Entropic Mirror Monte Carlo

TL;DR

This paper introduces an adaptive importance sampling method that enhances exploration of complex, high-dimensional distributions by combining global sampling with a novel delayed weighting scheme, leading to efficient and rapidly converging Monte Carlo estimations.

Contribution

The paper presents a new adaptive scheme for importance sampling that improves proposal distribution construction using delayed weighting and global exploration, with proven geometric convergence.

Findings

Algorithm demonstrates rapid convergence in numerical experiments.

Enhanced exploration in multimodal, high-dimensional distributions.

Improved efficiency over traditional importance sampling methods.

Abstract

Importance sampling is a Monte Carlo method which designs estimators of expectations under a target distribution using weighted samples from a proposal distribution. When the target distribution is complex, such as multimodal distributions in highdimensional spaces, the efficiency of importance sampling critically depends on the choice of the proposal distribution.

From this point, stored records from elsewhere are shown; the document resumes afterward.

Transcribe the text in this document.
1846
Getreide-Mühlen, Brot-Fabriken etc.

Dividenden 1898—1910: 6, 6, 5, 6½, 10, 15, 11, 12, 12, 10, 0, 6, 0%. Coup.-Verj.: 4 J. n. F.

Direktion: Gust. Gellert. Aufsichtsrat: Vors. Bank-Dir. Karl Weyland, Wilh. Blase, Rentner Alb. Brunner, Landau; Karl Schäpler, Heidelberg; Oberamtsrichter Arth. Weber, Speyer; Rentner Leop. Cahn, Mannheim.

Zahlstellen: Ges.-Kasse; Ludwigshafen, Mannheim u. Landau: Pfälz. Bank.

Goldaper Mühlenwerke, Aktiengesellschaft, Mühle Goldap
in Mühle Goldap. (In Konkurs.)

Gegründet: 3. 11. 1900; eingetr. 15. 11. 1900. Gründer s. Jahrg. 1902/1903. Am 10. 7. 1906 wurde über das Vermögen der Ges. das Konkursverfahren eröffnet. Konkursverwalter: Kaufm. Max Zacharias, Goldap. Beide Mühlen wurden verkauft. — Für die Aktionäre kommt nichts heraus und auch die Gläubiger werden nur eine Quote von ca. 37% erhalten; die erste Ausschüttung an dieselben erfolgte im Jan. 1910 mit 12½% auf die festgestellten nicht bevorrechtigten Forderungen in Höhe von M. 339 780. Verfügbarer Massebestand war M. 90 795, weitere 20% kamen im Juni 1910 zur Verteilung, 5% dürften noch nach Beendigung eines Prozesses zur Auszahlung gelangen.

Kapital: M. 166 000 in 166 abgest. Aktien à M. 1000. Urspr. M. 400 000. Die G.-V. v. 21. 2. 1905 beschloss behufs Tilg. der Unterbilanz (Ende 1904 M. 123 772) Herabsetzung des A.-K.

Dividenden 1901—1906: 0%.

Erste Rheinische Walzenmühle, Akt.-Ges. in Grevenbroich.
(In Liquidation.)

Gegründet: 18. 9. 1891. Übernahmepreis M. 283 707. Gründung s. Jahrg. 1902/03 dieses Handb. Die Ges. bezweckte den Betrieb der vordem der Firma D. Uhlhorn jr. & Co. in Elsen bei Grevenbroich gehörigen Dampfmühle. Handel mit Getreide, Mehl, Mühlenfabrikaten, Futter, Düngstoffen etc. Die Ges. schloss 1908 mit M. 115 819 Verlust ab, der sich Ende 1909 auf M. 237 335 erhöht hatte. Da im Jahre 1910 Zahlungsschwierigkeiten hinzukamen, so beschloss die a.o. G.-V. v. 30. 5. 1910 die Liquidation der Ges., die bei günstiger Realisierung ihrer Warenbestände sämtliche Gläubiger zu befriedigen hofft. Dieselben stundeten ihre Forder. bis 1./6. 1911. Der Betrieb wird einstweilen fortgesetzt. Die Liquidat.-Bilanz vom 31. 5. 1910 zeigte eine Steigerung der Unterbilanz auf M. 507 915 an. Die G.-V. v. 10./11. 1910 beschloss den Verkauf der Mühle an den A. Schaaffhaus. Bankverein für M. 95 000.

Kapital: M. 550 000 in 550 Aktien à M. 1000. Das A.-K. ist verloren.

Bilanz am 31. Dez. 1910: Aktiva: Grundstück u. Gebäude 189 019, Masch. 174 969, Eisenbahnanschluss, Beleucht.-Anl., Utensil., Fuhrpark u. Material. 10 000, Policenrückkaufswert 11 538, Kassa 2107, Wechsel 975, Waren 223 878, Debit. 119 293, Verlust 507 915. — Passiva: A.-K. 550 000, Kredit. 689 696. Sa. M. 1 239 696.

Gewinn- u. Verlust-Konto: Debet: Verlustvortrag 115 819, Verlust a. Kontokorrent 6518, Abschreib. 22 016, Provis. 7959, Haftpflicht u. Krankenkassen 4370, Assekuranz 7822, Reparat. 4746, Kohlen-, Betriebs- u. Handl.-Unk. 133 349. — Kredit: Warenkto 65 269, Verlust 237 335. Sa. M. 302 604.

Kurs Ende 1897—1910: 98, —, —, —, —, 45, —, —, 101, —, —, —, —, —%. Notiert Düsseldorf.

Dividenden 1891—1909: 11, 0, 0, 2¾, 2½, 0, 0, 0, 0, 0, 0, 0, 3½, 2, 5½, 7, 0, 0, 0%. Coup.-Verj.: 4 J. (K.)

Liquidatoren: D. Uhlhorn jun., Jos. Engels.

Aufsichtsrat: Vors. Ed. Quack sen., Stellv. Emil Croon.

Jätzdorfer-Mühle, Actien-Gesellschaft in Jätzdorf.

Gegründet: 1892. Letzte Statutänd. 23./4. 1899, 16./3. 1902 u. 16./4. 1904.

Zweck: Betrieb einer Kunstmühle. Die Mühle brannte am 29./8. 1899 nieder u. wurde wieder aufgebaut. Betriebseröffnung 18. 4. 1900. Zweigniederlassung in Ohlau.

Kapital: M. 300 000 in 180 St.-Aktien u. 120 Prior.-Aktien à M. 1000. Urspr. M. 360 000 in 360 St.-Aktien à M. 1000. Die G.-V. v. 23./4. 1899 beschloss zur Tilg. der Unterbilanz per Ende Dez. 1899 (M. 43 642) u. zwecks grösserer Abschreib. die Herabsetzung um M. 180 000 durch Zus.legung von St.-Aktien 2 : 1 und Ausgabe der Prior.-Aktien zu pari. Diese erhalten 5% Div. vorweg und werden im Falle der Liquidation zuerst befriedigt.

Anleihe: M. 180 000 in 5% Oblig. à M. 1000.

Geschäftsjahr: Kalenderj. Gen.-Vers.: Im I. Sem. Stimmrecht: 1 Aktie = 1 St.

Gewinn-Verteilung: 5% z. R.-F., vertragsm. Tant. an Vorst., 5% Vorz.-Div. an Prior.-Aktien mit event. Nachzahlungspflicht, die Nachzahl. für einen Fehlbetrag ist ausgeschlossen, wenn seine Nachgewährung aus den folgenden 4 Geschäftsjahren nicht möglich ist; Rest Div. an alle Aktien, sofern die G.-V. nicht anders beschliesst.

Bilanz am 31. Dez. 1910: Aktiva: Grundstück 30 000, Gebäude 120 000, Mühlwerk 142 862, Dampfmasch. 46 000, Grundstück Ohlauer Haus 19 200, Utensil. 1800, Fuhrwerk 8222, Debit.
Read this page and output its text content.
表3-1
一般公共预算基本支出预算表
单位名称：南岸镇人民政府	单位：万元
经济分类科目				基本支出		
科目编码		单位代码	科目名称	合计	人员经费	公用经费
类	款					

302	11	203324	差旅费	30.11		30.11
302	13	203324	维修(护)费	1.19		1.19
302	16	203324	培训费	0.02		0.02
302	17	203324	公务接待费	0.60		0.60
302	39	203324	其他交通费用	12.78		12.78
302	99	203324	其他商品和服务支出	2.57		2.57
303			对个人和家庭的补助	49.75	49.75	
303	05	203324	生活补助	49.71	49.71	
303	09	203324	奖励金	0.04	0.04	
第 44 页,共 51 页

In this paper, we propose a novel adaptive scheme for the construction of efficient proposal distributions. Our algorithm promotes efficient exploration of the target distribution by combining global sampling mechanisms with a delayed weighting procedure. The proposed weighting mechanism plays a key role by enabling rapid resampling in regions where the proposal distribution is poorly adapted to the target. Our sampling algorithm is shown to be geometrically convergent under mild assumptions and is illustrated through various numerical experiments.